Shares of UP Fintech Holding (NASDAQ:TIGR) dipped 25.4% in March, according to data from S&P Global Market Intelligence. The stock lost ground despite a strong quarterly report and favorable analyst coverage.
UP Fintech operates Tiger Brokers, a Hong Kong-based online equities trading platform that has been gaining popularity in China. The company’s share price has skyrocketed over the last year thanks to encouraging user addition and engagement trends, but the stock pulled back amid a broader sell-off for growth-dependent technology stocks in March.
Despite last month’s sell-off, news was generally positive for UP Fintech. CICC analyst Zeyu Yao published a note initiating coverage on UP Fintech on March 4, giving the stock an outperform rating and putting a one-year price target of $30.60 per share (it closed at just under $17.60 last week). Yao sees the fintech’s relatively low commissions and high-quality user experience helping the company increase its market share.

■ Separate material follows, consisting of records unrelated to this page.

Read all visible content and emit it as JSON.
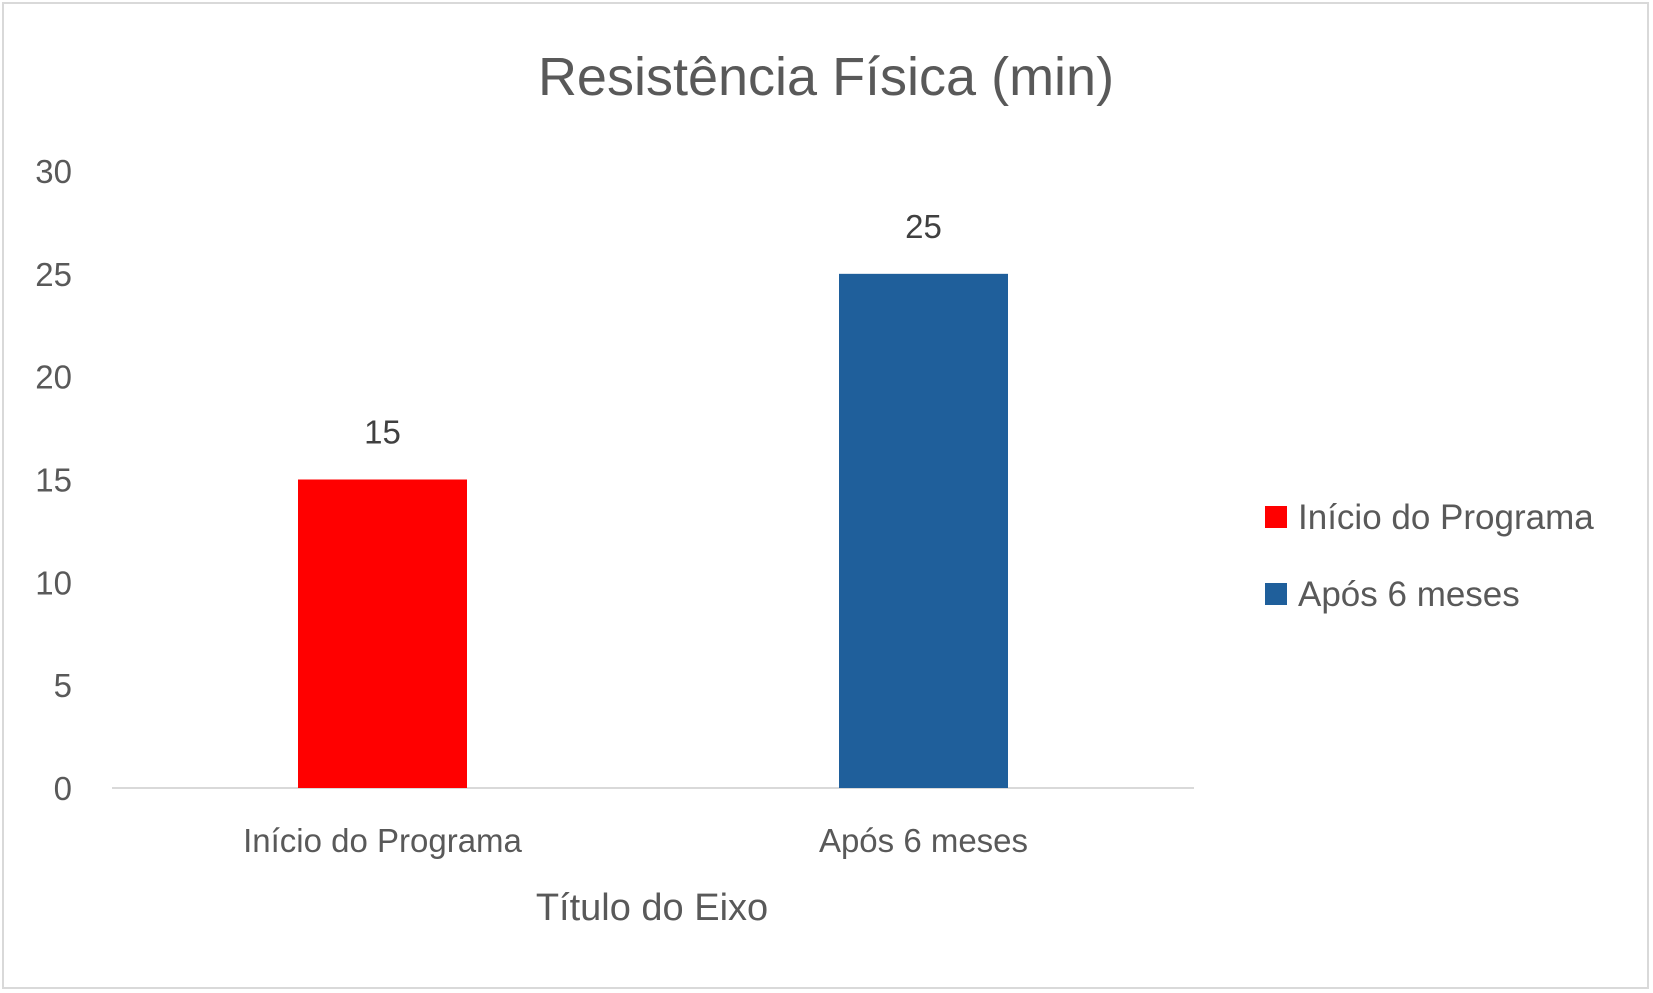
{
  "chart_data": {
    "type": "bar",
    "title": "Resistência Física (min)",
    "xlabel": "Título do Eixo",
    "ylabel": "",
    "categories": [
      "Início do Programa",
      "Após 6 meses"
    ],
    "values": [
      15,
      25
    ],
    "colors": [
      "#ff0000",
      "#1f5f9b"
    ],
    "ylim": [
      0,
      30
    ],
    "yticks": [
      0,
      5,
      10,
      15,
      20,
      25,
      30
    ],
    "grid": false,
    "data_labels": true,
    "legend": {
      "position": "right",
      "entries": [
        {
          "label": "Início do Programa",
          "color": "#ff0000"
        },
        {
          "label": "Após 6 meses",
          "color": "#1f5f9b"
        }
      ]
    }
  }
}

UP Fintech also posted strong performance when it reported its fourth-quarter results on March 26. The company’s sales climbed 136.5% year over year to reach $47.2 million in the quarter, and the company’s adjusted net income for the period hit $10.3 million, nearly 30 times what it recorded in the prior-year quarter and working out to adjusted per share earnings of $0.07. The average analyst estimate had called for sales of roughly $41.2 million and earnings of $0.04 per share.
UP Fintech stock dipped a bit early in April’s trading. The company’s share price has fallen roughly 0.7% in the month so far.
Its valuation remains highly growth-dependent, but its Tiger Brokers platform appears to be gaining traction at an impressive clip. The company managed to add 44,000 new, funded accounts in the quarter, roughly 3.9 times higher than its user-addition figure in the fourth quarter of 2019. This year, UP Fintech expects that it will add 344,000 new paying members to its platform.
The company has a market capitalization of $2.5 billion and is valued at approximately 9.7 times this year’s expected sales and 56.7 times expected earnings.